I don’t give a hoot about the customer. I give a hoot about the ethos and the ethos says we collectively have come together and made a promise to an innocent third party. And what do we do about it? Do we deliver on our promise to that innocent third party? And if we do, this is where we are authorized to charge more. Look at how it works. You find your self a toaster and you say to the person selling you the toaster, ‘What on earth are you charging me $100 for?’ And I’ll say, ‘Well, there’s packaging. That’s $3.50. It’s all color and it’s plastic and then there’s the cord and the wire, that’s 92 cents. And then there’s the electrical componentry and the integrated circuit and the metal and–’ Yes, keep going. Well, then there’s my time as the manager of the toaster company and my car and my staff and the air-conditioning and the forklift. Yes, that comes to $87.50. You’re charging me $100. What’s this for? Well, let me think. There’s the advertising and the fact that we have to have a conference and play golf. So that comes to $90.

So I’ve asked you to itemize the toaster that you are charging me $100 for and the best you can do is come up with $90. What’s happening then? There’s 10 bucks. You’ve made a mistake. There’s 10 bucks. Yes. Well, why do you want to charge me that 10 bucks? I say, ‘Never you mind. Just give it to me. That’s my share. That’s my profit.’ Right? That’s profit. It’s Mafia country. I just – you owe me 10 – so every time a customer pays for that toaster, they’re paying $10 of free money. That works every time. Money is 100 percent robust. But I take the toaster home, it doesn’t work. Who ought to be hanged for that? He has got my perfect money. I have the imperfect toaster. So the board and the shareholders ought to be totally focused on making sure that when I give them perfect money, they give me a perfect toaster. And if it doesn’t work for some strange, physical reason, then I don’t want to spend 20 hours on the phone and send it back and will take three weeks to repair it and stuff you make basically. And we’ve got your 10 bucks.
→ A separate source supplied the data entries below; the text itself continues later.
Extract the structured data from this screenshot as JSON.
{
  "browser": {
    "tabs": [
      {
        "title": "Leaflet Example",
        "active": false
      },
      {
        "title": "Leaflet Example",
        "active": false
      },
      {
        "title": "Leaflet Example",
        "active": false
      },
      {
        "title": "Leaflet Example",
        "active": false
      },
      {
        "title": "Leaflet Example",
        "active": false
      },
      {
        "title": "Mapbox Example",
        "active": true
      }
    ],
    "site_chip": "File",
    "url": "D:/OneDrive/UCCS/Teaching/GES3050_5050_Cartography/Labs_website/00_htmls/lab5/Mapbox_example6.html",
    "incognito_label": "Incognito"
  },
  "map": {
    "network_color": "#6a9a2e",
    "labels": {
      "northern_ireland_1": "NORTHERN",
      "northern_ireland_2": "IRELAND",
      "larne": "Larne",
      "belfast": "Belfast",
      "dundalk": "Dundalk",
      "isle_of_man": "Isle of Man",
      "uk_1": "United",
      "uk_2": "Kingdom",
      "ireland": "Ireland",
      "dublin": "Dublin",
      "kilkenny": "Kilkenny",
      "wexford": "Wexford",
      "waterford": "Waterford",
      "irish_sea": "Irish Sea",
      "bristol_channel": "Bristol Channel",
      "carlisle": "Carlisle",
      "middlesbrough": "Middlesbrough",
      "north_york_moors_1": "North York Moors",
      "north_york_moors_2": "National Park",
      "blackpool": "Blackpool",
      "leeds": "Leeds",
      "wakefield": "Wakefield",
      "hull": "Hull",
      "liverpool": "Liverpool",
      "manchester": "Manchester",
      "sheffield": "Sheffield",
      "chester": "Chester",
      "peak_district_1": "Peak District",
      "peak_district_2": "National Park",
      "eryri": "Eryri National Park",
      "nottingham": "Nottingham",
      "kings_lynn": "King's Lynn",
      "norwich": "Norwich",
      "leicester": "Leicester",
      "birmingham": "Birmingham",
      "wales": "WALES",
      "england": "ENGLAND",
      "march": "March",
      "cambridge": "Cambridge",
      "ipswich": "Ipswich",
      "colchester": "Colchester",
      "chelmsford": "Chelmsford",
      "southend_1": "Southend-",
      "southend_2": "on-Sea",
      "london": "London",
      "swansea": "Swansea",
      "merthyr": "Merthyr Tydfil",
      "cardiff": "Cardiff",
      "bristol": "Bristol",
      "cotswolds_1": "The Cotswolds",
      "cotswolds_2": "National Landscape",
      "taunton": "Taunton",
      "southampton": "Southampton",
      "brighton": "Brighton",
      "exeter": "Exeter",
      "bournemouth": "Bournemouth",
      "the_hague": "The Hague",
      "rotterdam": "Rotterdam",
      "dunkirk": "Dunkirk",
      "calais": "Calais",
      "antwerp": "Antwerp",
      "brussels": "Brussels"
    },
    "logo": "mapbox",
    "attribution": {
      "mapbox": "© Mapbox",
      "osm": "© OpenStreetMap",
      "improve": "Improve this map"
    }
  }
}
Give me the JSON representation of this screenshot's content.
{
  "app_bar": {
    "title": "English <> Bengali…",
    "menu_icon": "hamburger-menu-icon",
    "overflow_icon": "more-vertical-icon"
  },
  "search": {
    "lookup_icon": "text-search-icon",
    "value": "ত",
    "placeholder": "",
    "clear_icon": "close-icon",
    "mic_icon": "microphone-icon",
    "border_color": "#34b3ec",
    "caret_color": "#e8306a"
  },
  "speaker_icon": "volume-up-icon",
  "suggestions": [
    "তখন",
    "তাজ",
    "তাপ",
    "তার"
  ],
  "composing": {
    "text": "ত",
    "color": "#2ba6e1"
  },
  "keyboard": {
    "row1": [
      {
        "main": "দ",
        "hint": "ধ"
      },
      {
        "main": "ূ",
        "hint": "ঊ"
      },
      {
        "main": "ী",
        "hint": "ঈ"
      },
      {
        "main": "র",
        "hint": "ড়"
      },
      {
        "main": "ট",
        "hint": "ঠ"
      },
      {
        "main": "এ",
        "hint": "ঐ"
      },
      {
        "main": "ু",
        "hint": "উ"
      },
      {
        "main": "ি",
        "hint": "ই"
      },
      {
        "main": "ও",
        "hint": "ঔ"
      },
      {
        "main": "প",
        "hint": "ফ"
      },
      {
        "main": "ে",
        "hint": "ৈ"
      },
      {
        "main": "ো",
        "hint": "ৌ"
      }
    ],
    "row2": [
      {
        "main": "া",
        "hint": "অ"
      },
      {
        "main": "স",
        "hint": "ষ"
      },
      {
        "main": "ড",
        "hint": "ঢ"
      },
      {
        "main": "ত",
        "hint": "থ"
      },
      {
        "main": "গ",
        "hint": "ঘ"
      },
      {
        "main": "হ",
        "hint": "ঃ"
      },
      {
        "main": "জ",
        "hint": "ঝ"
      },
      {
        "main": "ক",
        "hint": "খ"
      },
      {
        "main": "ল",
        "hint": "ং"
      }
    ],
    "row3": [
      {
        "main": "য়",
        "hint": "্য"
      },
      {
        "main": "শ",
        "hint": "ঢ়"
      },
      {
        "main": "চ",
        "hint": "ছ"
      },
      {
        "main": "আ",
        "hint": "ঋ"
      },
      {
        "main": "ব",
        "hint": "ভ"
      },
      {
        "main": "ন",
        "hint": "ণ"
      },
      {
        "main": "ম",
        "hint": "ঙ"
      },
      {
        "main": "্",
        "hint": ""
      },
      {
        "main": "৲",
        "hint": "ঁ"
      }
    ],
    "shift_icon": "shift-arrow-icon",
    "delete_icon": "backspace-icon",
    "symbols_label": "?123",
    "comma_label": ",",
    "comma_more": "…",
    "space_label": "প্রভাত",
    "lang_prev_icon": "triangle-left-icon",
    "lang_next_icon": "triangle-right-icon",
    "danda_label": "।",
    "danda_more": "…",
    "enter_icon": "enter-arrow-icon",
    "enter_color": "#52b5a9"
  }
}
And what we need to do is to get the board and the shareholders together to find a way to actually rip off the customer even more because your job is not to settle for 10 bucks. It’s to make it 20 and 30 and there ought to be no shame in saying, ‘You bet I make a lot of money on this toaster.’ Now, it’s up to you to decide. Take it or leave it. I should have busted my guts making you a toaster that’s cheaper and all the rest of it. I want peace of mind. I have my own ethics. That’s what I’m delivering and you bet it will sell. But can we – can they buy it with pleasure? That’s the next step.